Cattle prices for cash and futures are suffering under the effects of the trade war with China similar other U.S. ag markets. Fortunately, cattle prices are not as depressed as Kansas City wheat that recently fell to a new 14-year low.

But front month cattle futures did close one day this week at a new nine-year low. And, because of such pronounced weakness, several cattle analysts are predicting even lower prices are likely.

No doubt the trade war is weighing on cattle prices, but the most negative near-term problem the market faces is this: There are too many cattle to be marketed between now and January in large part because of the fire in the Tyson plant in Kansas a few weeks ago.
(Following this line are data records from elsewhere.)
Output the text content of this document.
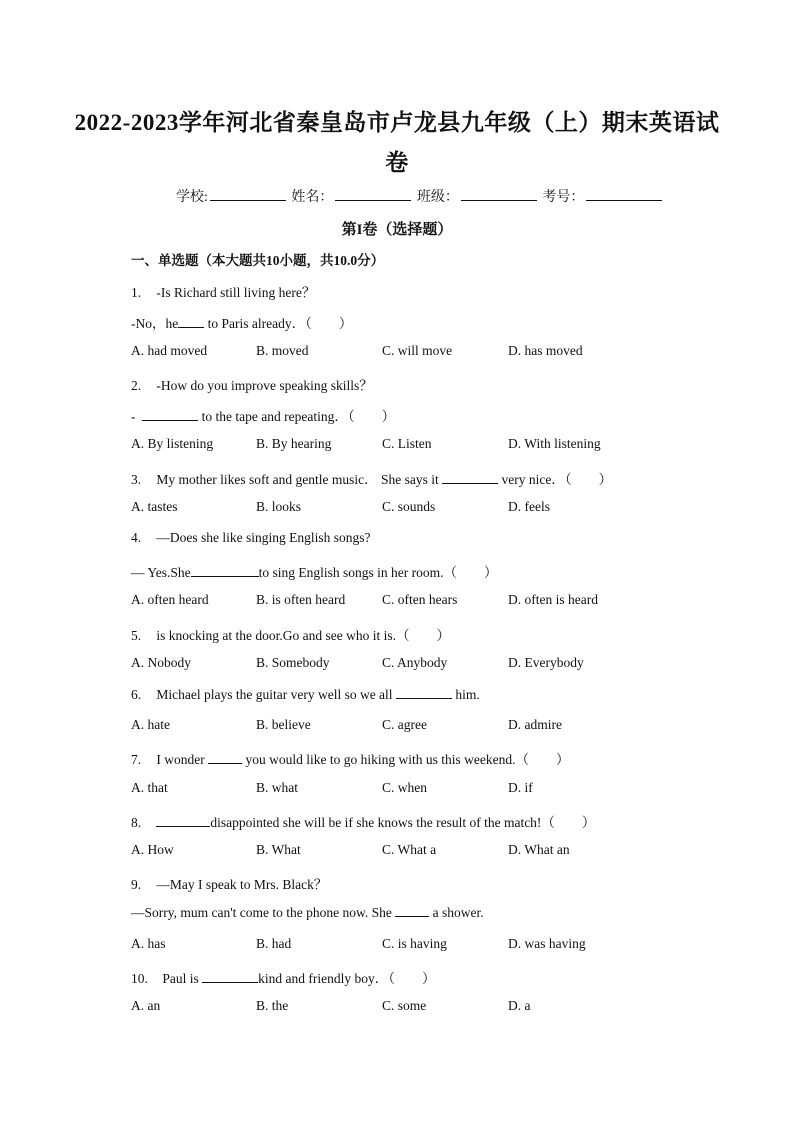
2022-2023学年河北省秦皇岛市卢龙县九年级（上）期末英语试
卷
学校:	姓名：	班级：	考号：
第I卷（选择题）
一、单选题（本大题共10小题，共10.0分）
1. -Is Richard still living here？
-No，he to Paris already．（　　）
A. had moved	B. moved	C. will move	D. has moved
2. -How do you improve speaking skills？
-	to the tape and repeating．（　　）
A. By listening	B. By hearing	C. Listen	D. With listening
3. My mother likes soft and gentle music． She says it	very nice．（　　）
A. tastes	B. looks	C. sounds	D. feels
4. —Does she like singing English songs?
— Yes.She	to sing English songs in her room.（　　）
A. often heard	B. is often heard	C. often hears	D. often is heard
5. is knocking at the door.Go and see who it is.（　　）
A. Nobody	B. Somebody	C. Anybody	D. Everybody
6. Michael plays the guitar very well so we all	him.
A. hate	B. believe	C. agree	D. admire
7. I wonder	you would like to go hiking with us this weekend.（　　）
A. that	B. what	C. when	D. if
8.	disappointed she will be if she knows the result of the match!（　　）
A. How	B. What	C. What a	D. What an
9. —May I speak to Mrs. Black？
—Sorry, mum can't come to the phone now. She	a shower.
A. has	B. had	C. is having	D. was having
10. Paul is	kind and friendly boy．（　　）
A. an	B. the	C. some	D. a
Packers simply cannot slaughter the available supplies due to logistical problems and sagging demand. It truly is a one-two punch in the gut for cattle producers.
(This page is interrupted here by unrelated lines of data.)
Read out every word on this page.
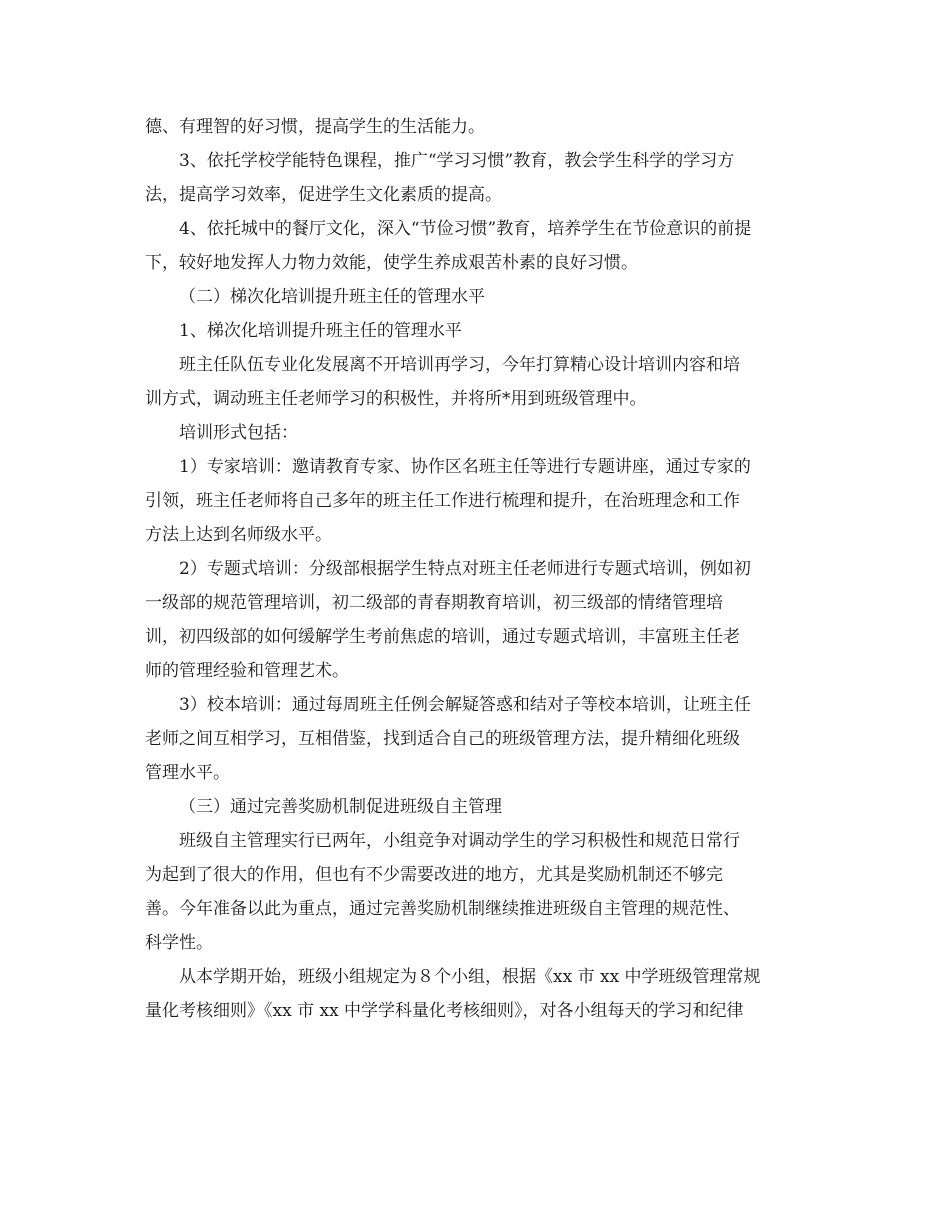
德、有理智的好习惯，提高学生的生活能力。
3、依托学校学能特色课程，推广“学习习惯”教育，教会学生科学的学习方
法，提高学习效率，促进学生文化素质的提高。
4、依托城中的餐厅文化，深入“节俭习惯”教育，培养学生在节俭意识的前提
下，较好地发挥人力物力效能，使学生养成艰苦朴素的良好习惯。
（二）梯次化培训提升班主任的管理水平
1、梯次化培训提升班主任的管理水平
班主任队伍专业化发展离不开培训再学习，今年打算精心设计培训内容和培
训方式，调动班主任老师学习的积极性，并将所*用到班级管理中。
培训形式包括：
1）专家培训：邀请教育专家、协作区名班主任等进行专题讲座，通过专家的
引领，班主任老师将自己多年的班主任工作进行梳理和提升，在治班理念和工作
方法上达到名师级水平。
2）专题式培训：分级部根据学生特点对班主任老师进行专题式培训，例如初
一级部的规范管理培训，初二级部的青春期教育培训，初三级部的情绪管理培
训，初四级部的如何缓解学生考前焦虑的培训，通过专题式培训，丰富班主任老
师的管理经验和管理艺术。
3）校本培训：通过每周班主任例会解疑答惑和结对子等校本培训，让班主任
老师之间互相学习，互相借鉴，找到适合自己的班级管理方法，提升精细化班级
管理水平。
（三）通过完善奖励机制促进班级自主管理
班级自主管理实行已两年，小组竞争对调动学生的学习积极性和规范日常行
为起到了很大的作用，但也有不少需要改进的地方，尤其是奖励机制还不够完
善。今年准备以此为重点，通过完善奖励机制继续推进班级自主管理的规范性、
科学性。
从本学期开始，班级小组规定为８个小组，根据《xx 市 xx 中学班级管理常规
量化考核细则》《xx 市 xx 中学学科量化考核细则》，对各小组每天的学习和纪律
I can only recall one other time in history such a scenario unfolded in the U.S. livestock markets, and it involved hogs, not cattle. And the 21st anniversary of that logistical nightmare is close at hand.

In my book, “Haunted By Markets,” in a chapter entitled “Hog Futures: Wildest Market on the Board,” penned in January 1999, I wrote the following: “Consider this: On Oct. 30, 1998, February hog futures traded as high as $43.90. By Dec. 16, however, cash prices had collapsed to a 58-year low and, in the process, February futures plummeted to a low of $26.05. In a month and a half of trading, hog futures fell $17.85, or $238 per contract per day for 20 trading days.”

Based on history, today’s cattle market may be on the cusp of sharply lower prices for the very same reasons hog prices did a historic nosedive in 1998.

The beef packer simply does not have the capacity to slaughter the number of cattle to be marketed in next three to four months amid a slowing demand environment.

But here is the rub, and it comes from “Hog Futures: Wildest Market on the Board:” “Right when the pork complex looked the ugliest, hog prices bottomed and began to rise. From the low set on Dec. 16 to the high set on Jan. 25, February lean hog futures rose a whopping $18.45 cents, or 71% in value.

“But this time, the wild swing in hog prices took place in 26 days of trading. On average, February lean hog futures rose $283 per contract per day during that timeframe.”

Thus, the dramatic decline with hog prices in ‘98 set the stage for an equally dramatic rise once a low was formed. The hog collapse of 1998 was simply a buying opportunity for those willing to be patient.

Of course, they had to have been mentally and financially prepared to take advantage of the historic decline.

Cattle prices will be in a world of hurt for the next three to four months. But once a low is carved out, I fully expect to see cattle prices at the end of the first quarter of 2020 rise to be north of $120 compared to $99 cash prices this week.

Things may get ugly over the near term, but if history repeats itself, as it did with hog futures in 1998, the upside price potential for cattle futures is substantial — once the market bottoms, of course.

Buckle up, tighten that cinch. Pull your hat down tight. The cattle market is going to be a real bucker.